Politik

Neuer Verkehrsknoten für den Flachgau

Der Bahnhof Neumarkt wird ausgebaut, Ende 2017 halten hier Intercity- Züge. Bei der Hochleistungsstrecke heißt es aber weiter: Bitte warten.

Neuer Verkehrsknoten für den Flachgau SN/stefan veigl
Sie freuen sich über ein 50-Millionen-Euro-Paket für den Ausbau des Bahnhofs Neumarkt-Köstendorf - samt baldigem Intercity-Halt: ÖBB-Infrastruktur-Projektleiter Christian Höss und die Bürgermeister Adi Rieger (Neumarkt), Wolfgang Wagner (Köstendorf).

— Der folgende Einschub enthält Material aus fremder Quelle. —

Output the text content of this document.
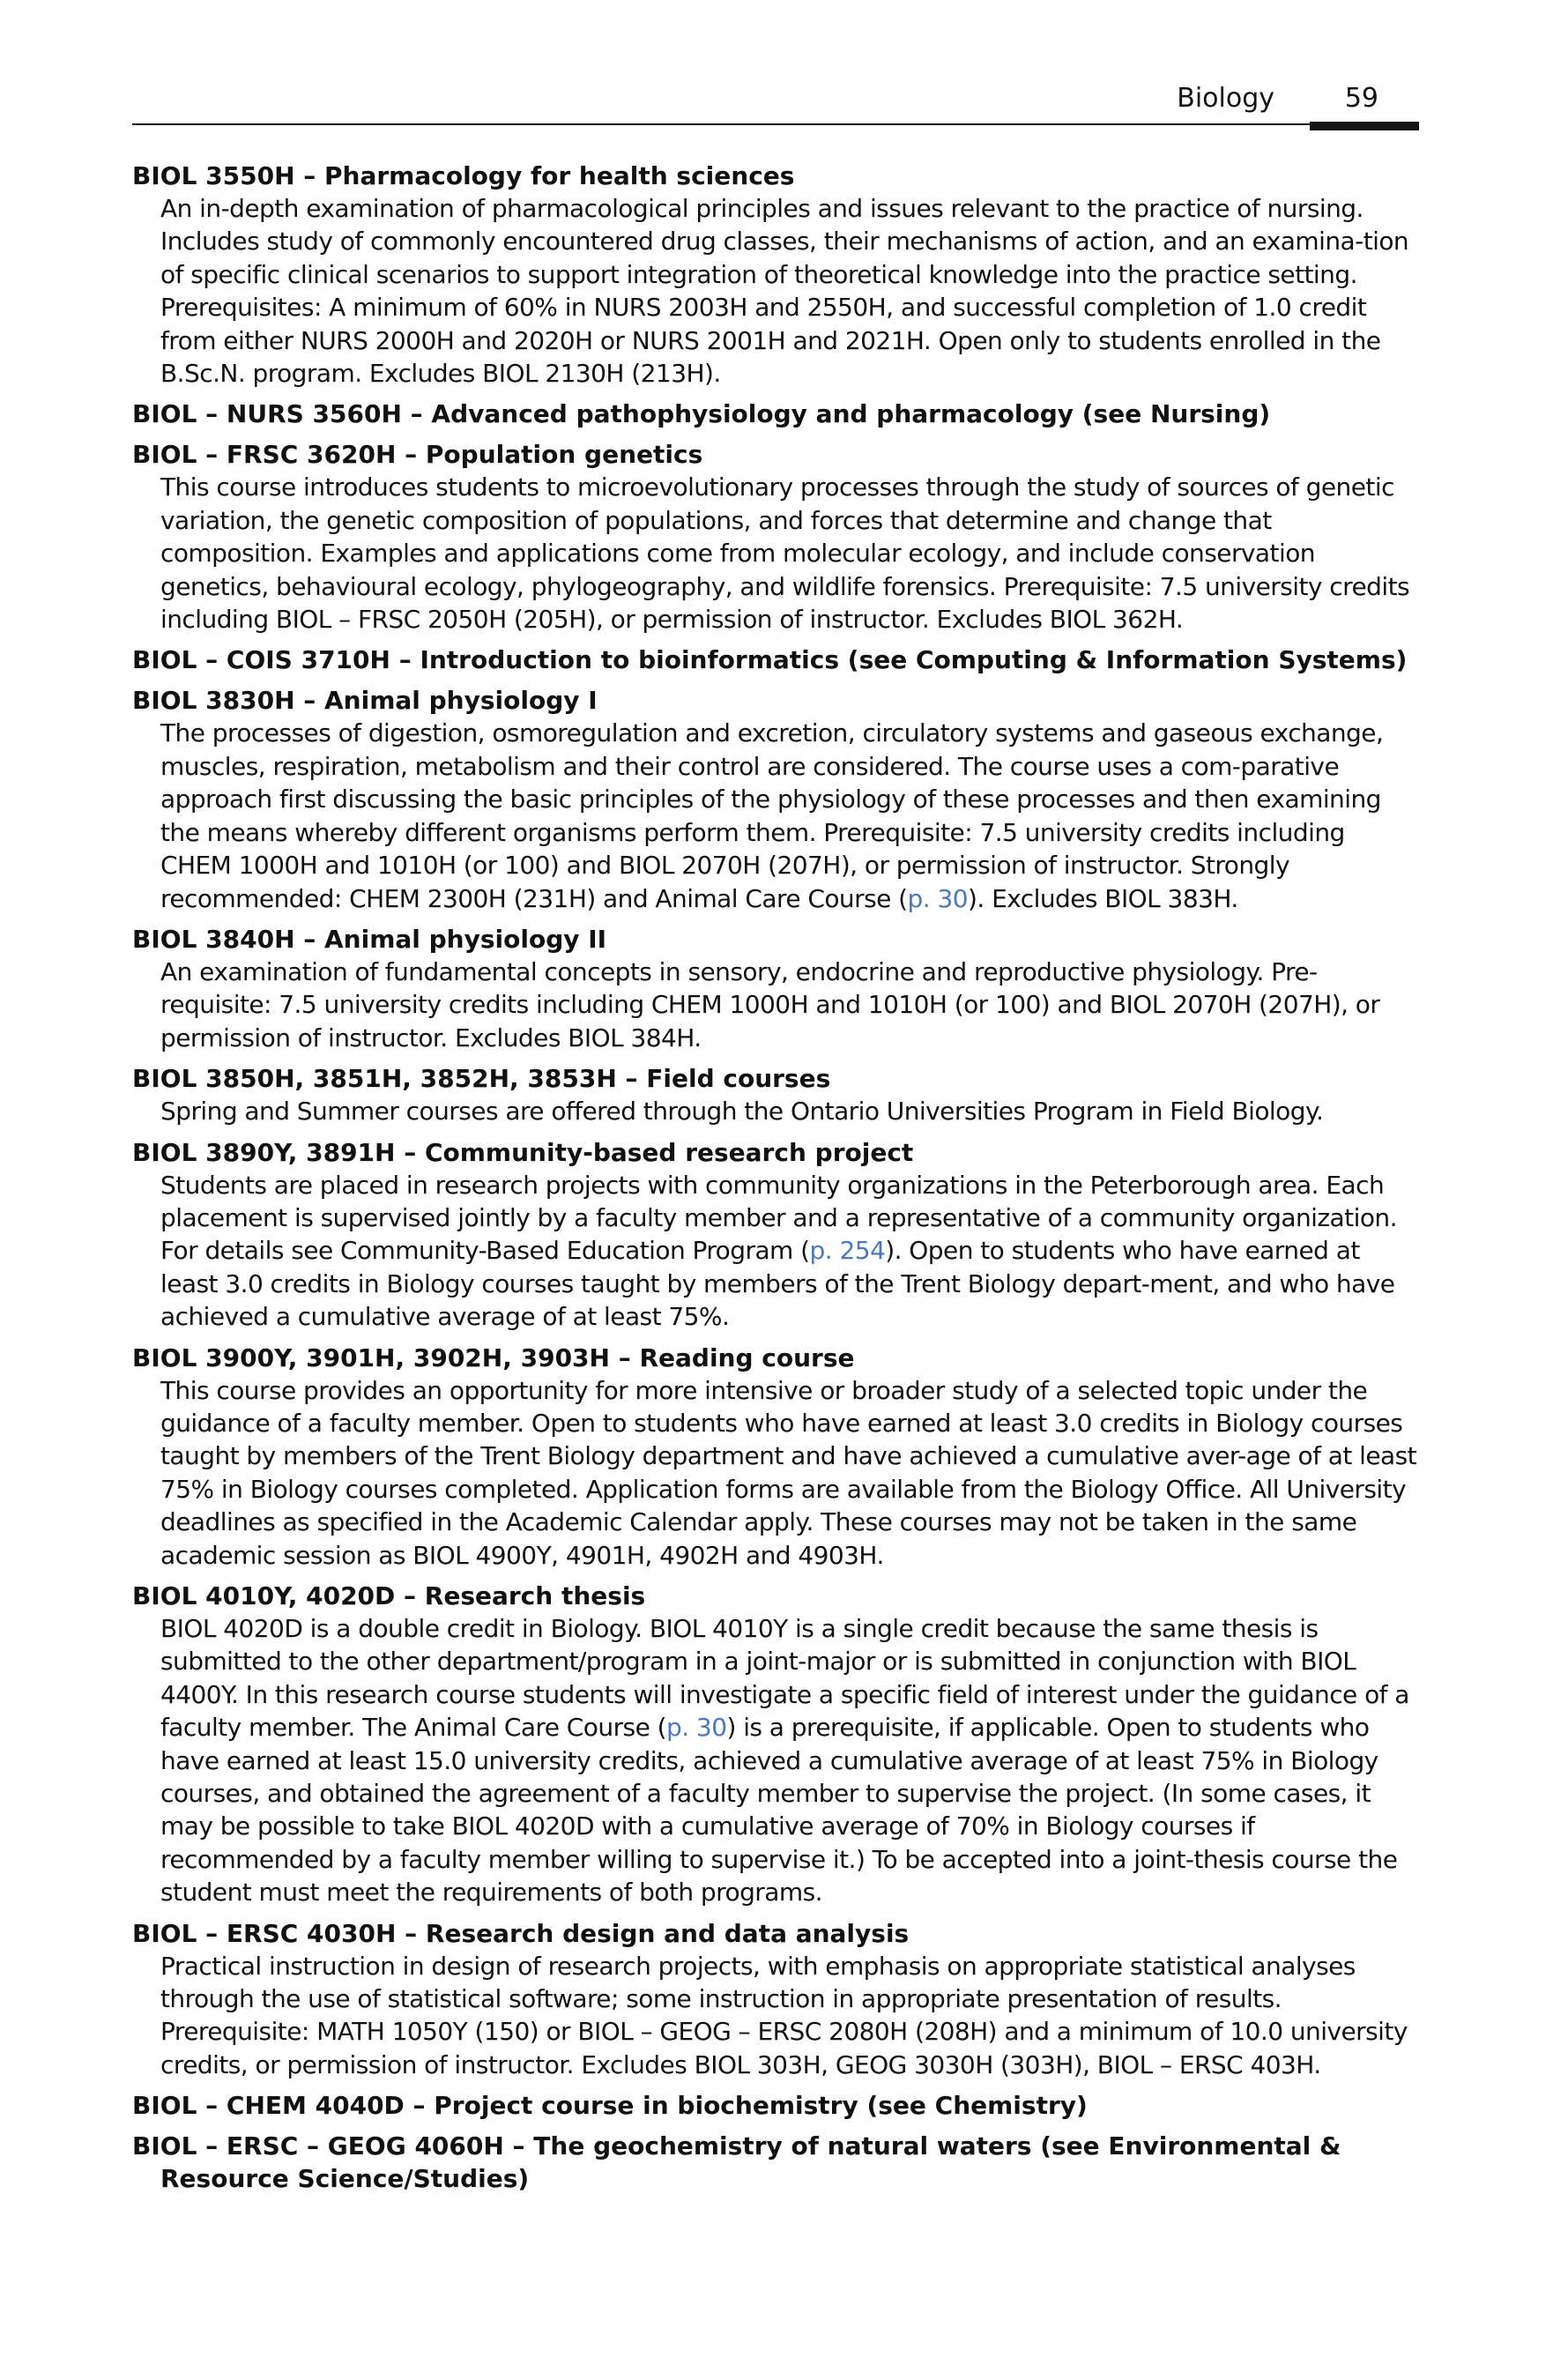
Biology	59

BIOL 3550H – Pharmacology for health sciences

An in-depth examination of pharmacological principles and issues relevant to the practice of nursing. Includes study of commonly encountered drug classes, their mechanisms of action, and an examina-tion of specific clinical scenarios to support integration of theoretical knowledge into the practice setting. Prerequisites: A minimum of 60% in NURS 2003H and 2550H, and successful completion of 1.0 credit from either NURS 2000H and 2020H or NURS 2001H and 2021H. Open only to students enrolled in the B.Sc.N. program. Excludes BIOL 2130H (213H).

BIOL – NURS 3560H – Advanced pathophysiology and pharmacology (see Nursing)

BIOL – FRSC 3620H – Population genetics

This course introduces students to microevolutionary processes through the study of sources of genetic variation, the genetic composition of populations, and forces that determine and change that composition. Examples and applications come from molecular ecology, and include conservation genetics, behavioural ecology, phylogeography, and wildlife forensics. Prerequisite: 7.5 university credits including BIOL – FRSC 2050H (205H), or permission of instructor. Excludes BIOL 362H.

BIOL – COIS 3710H – Introduction to bioinformatics (see Computing & Information Systems)

BIOL 3830H – Animal physiology I

The processes of digestion, osmoregulation and excretion, circulatory systems and gaseous exchange, muscles, respiration, metabolism and their control are considered. The course uses a com-parative approach first discussing the basic principles of the physiology of these processes and then examining the means whereby different organisms perform them. Prerequisite: 7.5 university credits including CHEM 1000H and 1010H (or 100) and BIOL 2070H (207H), or permission of instructor. Strongly recommended: CHEM 2300H (231H) and Animal Care Course (p. 30). Excludes BIOL 383H.

BIOL 3840H – Animal physiology II

An examination of fundamental concepts in sensory, endocrine and reproductive physiology. Pre-requisite: 7.5 university credits including CHEM 1000H and 1010H (or 100) and BIOL 2070H (207H), or permission of instructor. Excludes BIOL 384H.

BIOL 3850H, 3851H, 3852H, 3853H – Field courses

Spring and Summer courses are offered through the Ontario Universities Program in Field Biology.

BIOL 3890Y, 3891H – Community-based research project

Students are placed in research projects with community organizations in the Peterborough area. Each placement is supervised jointly by a faculty member and a representative of a community organization. For details see Community-Based Education Program (p. 254). Open to students who have earned at least 3.0 credits in Biology courses taught by members of the Trent Biology depart-ment, and who have achieved a cumulative average of at least 75%.

BIOL 3900Y, 3901H, 3902H, 3903H – Reading course

This course provides an opportunity for more intensive or broader study of a selected topic under the guidance of a faculty member. Open to students who have earned at least 3.0 credits in Biology courses taught by members of the Trent Biology department and have achieved a cumulative aver-age of at least 75% in Biology courses completed. Application forms are available from the Biology Office. All University deadlines as specified in the Academic Calendar apply. These courses may not be taken in the same academic session as BIOL 4900Y, 4901H, 4902H and 4903H.

BIOL 4010Y, 4020D – Research thesis

BIOL 4020D is a double credit in Biology. BIOL 4010Y is a single credit because the same thesis is submitted to the other department/program in a joint-major or is submitted in conjunction with BIOL 4400Y. In this research course students will investigate a specific field of interest under the guidance of a faculty member. The Animal Care Course (p. 30) is a prerequisite, if applicable. Open to students who have earned at least 15.0 university credits, achieved a cumulative average of at least 75% in Biology courses, and obtained the agreement of a faculty member to supervise the project. (In some cases, it may be possible to take BIOL 4020D with a cumulative average of 70% in Biology courses if recommended by a faculty member willing to supervise it.) To be accepted into a joint-thesis course the student must meet the requirements of both programs.

BIOL – ERSC 4030H – Research design and data analysis

Practical instruction in design of research projects, with emphasis on appropriate statistical analyses through the use of statistical software; some instruction in appropriate presentation of results. Prerequisite: MATH 1050Y (150) or BIOL – GEOG – ERSC 2080H (208H) and a minimum of 10.0 university credits, or permission of instructor. Excludes BIOL 303H, GEOG 3030H (303H), BIOL – ERSC 403H.

BIOL – CHEM 4040D – Project course in biochemistry (see Chemistry)

BIOL – ERSC – GEOG 4060H – The geochemistry of natural waters (see Environmental & Resource Science/Studies)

Wien mit dem Zug in zwei Stunden zu erreichen: Dieses Fernziel rückt für die Flachgauer mit dem Fahrplanwechsel im Dezember 2017 näher. Denn fix ist, dass Ende 2017 erstmals Intercity-Züge im bisherigen Regionalbahnhof Neumarkt-Köstendorf halten werden. Konkret ist es je ein Intercity pro Stunde in beide Richtungen. Weiters fix ist, dass Neumarkt-Köstendorf ab 2019 groß ausgebaut wird - zum neuen Verkehrsknotenpunkt für den Flachgau. Insgesamt werden ÖBB, aber auch Land und Gemeinden hier 50 Millionen Euro investieren, sagt der ÖBB-Infrastruktur-Projektleiter für Salzburg, Christian Höss. Die bis Ende 2021 dauernden Bauarbeiten umfassen folgende Punkte:

Park-&-Ride-Platz: Erstes Teil-Projekt ist der Bau einer Park-&-Ride-Anlage in Neumarkt mit knapp 250 zusätzlichen Stellplätzen - samt Radständern und Regionalbusterminal. Höss: "Dazu haben die ÖBB 8000 m222 Grund gleich neben dem Bahnhof gekauft." Weil für die P-&-R-Anlage keine Umweltverträglichkeitsprüfung (UVP) nötig ist, wird sie schon im Laufe des Jahres 2018 realisiert.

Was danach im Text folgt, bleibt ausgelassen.